The Digital Health and Rights Project (DHRP) - an international consortium hosted by the University of Warwick - has received £5.3 million to study the future of human rights using an innovative approach which puts communities at the centre of research participation.
The consortium includes human rights lawyers, health advocates, youth advocates and community-led networks in seven countries, plus social scientists including academics at the University of Warwick.
Funded by Fondation Botnar, the DHRP will build on a previous study by the consortium which investigated how the digital transformation in health is shaping human rights for young people in low and middle-income countries.
Using the findings from the previous study, the Digital Health and Rights Project will conduct research over the next three years in four countries (Colombia, Ghana, Kenya and Vietnam) to gain a deeper understanding of how diverse young adults, including communities living with and affected by HIV, experience both empowerment and discrimination online, and what kind of rights-based digital governance they want for the future.

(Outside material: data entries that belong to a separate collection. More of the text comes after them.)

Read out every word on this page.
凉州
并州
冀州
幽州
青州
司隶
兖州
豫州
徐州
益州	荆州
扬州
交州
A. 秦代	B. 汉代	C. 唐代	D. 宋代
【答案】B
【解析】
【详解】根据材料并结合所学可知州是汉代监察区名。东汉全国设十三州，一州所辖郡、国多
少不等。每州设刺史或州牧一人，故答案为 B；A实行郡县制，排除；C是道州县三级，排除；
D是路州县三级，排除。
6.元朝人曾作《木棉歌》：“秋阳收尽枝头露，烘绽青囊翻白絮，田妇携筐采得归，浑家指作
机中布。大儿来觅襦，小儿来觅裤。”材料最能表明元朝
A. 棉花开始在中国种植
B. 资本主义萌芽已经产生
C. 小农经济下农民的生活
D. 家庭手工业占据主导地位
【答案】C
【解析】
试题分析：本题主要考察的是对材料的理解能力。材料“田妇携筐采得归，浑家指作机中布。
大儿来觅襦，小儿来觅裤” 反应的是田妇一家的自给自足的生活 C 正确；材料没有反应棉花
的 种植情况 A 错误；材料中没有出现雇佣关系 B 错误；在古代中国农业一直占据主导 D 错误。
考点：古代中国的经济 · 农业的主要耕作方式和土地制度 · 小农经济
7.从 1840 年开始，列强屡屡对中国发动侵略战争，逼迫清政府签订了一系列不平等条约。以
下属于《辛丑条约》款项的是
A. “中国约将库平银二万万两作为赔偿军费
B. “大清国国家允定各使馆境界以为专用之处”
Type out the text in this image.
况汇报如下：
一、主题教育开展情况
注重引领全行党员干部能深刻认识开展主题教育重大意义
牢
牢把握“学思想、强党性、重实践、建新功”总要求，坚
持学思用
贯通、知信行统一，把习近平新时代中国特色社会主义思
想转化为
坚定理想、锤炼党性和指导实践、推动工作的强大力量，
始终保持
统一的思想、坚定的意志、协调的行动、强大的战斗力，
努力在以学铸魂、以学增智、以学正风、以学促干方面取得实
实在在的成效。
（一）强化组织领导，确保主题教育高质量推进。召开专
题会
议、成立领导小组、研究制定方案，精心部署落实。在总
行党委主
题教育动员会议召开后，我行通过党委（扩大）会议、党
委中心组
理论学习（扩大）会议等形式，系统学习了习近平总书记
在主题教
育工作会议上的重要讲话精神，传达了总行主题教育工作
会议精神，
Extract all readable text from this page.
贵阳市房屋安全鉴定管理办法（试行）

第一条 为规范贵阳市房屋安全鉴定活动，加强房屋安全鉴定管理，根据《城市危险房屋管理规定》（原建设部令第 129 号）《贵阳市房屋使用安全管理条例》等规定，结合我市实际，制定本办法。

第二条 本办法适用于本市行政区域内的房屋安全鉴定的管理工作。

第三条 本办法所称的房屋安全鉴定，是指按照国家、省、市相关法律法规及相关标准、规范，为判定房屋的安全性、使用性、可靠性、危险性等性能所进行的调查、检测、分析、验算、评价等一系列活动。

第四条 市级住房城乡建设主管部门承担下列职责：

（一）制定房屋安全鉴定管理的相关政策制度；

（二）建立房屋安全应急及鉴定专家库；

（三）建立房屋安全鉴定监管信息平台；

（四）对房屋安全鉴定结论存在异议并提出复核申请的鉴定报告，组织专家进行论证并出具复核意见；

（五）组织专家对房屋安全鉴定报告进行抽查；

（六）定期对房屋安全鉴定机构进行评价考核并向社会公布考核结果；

The research uses a transnational participatory action research approach, in which young adults and community members participate in the study as researchers, advocates and decision-makers at all levels of the project. The project will offer digital literacy and empowerment training to the study participants, and create an online digital literacy hub with courses and training materials for public use. Through sharing evidence gathered in the study, the consortium will influence policies and decisions at national levels, and at UNAIDS, World Health Organisation, the Global Fund to Fight AIDS, TB and Malaria, the UN Human Rights Council, and other leading institutions.
Sara (Meg) Davis, Professor of Digital Health and Rights in the Centre of Interdisciplinary Methodologies at the University of Warwick said: “The COVID-19 pandemic led to a rapid growth of technological solutions for health services around the world: from AI-driven remote diagnosis of COVID-19; to remote medical consultation in place of in-person appointments; to the deployment of rapidly improvised mobile phone apps that screened for vaccines and monitored movements of those under quarantine.
While these brought some benefits, many countries also abandoned human rights protections as sweeping government and private sector surveillance expanded. As the world begins to reflect on what we learned during COVID-19, our project asks what kind of digital future we want, locally and globally.
“Government officials have struggled to keep up with, understand, and effectively govern these new tools, including the data they consume and produce, and the algorithms that drive them. There are huge inequities in the digital transformation as a result.
“Communities affected the most by these inequities are largely left out of decision-making and research for digital strategies at national and global levels,” added Georgina Caswell, Head of Programmes at Global Network of People Living with HIV (GNP+).
“Our work puts these communities at the centre of research and advocacy as together, we aim to influence a responsible digital governance in health, and promote human rights in the digital age more broadly.”
“Learning in collaboration with communities in different countries affected by HIV about how they are using digital tools to navigate their health will allow us to think creatively and critically about the future of human rights in the digital age,” added Prof Davis.
The Digital Health and Rights Project informed a report for the UN Special Rapporteur on the Right to Health, due to be discussed at a UN Human Rights Council Side Event on Digital Innovation, New Technologies and the Right to Health on Friday 23 June.
The Digital Health and Right Project consortium includes: the University of Warwick, the Global Network of People Living with HIV (GNP+) and their member networks in Ghana and Vietnam, Kenya Legal and Ethical Issues Network on HIV and AIDS (KELIN), Privacy International, Restless Development, STOPAIDS, and Universidad de los Andes (Colombia).